An index of our dispositions is afforded by the pleasure or pain that accompanies our actions. A man is temperate if he abstains from bodily pleasures and finds this abstinence itself enjoyable, profligate if he feels it irksome; he is brave if he faces danger with pleasure or at all events without pain, cowardly if he does so with pain.

In fact pleasures and pains are the things with which moral virtue is concerned.

For (1) pleasure causes us to do base actions and pain cause us to abstain from doing noble actions. 3. [2] Hence the importance, as Plato points out, of having been definitely trained from childhood to like and dislike the proper things; this is what good education means.3. [3]

(2)Again, if the virtues have to do with actions and feelings, and every action is attended with pleasure or pain, this too shows that virtue has to do with pleasure and pain.3. [4]

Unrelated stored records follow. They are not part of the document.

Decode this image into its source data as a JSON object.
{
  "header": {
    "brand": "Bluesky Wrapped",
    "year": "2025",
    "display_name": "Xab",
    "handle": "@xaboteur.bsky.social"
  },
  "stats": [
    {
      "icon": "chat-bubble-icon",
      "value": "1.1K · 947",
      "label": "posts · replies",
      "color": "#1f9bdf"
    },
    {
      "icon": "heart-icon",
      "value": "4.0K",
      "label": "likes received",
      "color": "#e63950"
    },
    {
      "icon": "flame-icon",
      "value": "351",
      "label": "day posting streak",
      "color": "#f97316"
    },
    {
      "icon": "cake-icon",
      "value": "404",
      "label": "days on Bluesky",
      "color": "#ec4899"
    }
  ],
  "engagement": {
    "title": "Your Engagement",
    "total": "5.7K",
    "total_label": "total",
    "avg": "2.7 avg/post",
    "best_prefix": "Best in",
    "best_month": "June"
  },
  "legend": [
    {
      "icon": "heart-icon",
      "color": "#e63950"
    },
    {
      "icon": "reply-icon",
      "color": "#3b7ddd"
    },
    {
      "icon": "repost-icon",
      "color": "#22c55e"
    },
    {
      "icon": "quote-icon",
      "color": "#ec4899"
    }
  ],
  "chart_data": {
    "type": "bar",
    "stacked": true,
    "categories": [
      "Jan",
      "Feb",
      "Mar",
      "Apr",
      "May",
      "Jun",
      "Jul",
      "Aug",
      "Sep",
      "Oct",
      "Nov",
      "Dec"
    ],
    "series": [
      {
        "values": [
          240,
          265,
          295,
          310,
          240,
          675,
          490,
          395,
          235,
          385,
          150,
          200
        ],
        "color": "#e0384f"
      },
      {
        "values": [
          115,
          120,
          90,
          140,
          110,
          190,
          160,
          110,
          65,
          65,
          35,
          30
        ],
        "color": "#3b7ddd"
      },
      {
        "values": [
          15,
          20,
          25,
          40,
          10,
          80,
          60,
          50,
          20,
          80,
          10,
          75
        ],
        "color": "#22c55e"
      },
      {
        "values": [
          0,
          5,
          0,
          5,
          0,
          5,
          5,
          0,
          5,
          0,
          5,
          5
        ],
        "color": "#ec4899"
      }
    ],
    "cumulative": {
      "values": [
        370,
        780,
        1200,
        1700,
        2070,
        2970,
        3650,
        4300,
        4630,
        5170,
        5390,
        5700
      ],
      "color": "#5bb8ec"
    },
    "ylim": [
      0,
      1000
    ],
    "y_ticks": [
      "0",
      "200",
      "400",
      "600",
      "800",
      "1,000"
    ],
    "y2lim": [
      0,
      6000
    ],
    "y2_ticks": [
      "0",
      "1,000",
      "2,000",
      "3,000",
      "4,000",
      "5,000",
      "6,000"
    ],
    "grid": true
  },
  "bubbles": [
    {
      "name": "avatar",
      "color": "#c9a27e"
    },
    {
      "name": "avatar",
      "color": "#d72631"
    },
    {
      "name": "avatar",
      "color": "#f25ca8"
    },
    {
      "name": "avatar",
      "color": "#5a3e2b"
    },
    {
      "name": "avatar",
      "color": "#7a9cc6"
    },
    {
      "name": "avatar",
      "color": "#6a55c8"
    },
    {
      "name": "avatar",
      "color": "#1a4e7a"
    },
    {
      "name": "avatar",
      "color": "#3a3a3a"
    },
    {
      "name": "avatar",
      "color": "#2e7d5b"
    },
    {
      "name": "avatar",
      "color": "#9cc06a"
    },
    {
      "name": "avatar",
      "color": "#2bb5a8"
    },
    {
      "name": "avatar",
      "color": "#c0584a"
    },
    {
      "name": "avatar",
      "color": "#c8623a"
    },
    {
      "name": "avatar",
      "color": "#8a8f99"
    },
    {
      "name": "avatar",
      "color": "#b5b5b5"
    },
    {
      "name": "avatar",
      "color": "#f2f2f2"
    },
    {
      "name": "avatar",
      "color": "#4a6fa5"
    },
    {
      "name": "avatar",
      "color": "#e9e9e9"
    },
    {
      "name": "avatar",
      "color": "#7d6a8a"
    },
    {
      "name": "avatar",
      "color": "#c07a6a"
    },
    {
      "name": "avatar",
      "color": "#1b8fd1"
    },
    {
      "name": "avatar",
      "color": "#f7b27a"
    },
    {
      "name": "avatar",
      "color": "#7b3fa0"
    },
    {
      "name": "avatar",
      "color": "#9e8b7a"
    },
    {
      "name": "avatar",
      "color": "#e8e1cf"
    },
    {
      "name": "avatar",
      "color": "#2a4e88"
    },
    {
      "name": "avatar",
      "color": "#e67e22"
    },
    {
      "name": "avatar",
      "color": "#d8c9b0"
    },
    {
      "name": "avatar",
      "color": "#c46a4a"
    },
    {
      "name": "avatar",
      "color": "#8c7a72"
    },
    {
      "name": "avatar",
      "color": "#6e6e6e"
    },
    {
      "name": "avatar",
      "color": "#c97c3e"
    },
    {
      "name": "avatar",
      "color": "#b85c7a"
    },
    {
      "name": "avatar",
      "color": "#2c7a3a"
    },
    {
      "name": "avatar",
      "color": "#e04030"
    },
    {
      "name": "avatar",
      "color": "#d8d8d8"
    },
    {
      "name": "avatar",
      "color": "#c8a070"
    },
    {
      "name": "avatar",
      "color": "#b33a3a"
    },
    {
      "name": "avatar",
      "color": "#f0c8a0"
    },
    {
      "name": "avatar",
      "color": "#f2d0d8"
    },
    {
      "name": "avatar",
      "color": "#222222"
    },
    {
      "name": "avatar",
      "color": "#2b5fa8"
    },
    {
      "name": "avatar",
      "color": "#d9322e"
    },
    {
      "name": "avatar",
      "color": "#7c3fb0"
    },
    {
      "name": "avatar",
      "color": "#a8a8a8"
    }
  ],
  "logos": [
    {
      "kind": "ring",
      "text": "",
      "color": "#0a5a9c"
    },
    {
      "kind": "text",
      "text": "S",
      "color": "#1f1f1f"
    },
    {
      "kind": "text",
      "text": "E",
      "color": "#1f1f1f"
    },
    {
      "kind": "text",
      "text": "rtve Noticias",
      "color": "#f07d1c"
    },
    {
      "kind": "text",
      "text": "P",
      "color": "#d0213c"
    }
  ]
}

(3) Another indication is the fact that pain is the medium of punishment; for punishment is a sort of medicine, and the nature of medicine to work by means of opposites.1 3. [5]

(4)Again, as we said before, every formed disposition of the soul realizes its full nature2

1 The contrary maxim to similia similibus curantur or homoeopathy. Fever, caused by heat, is cured by cold, hence if the remedy for wickedness is pain, it must have been caused by pleasure.

2 i.e., is actively exercised when fully developed, cf. 2.8.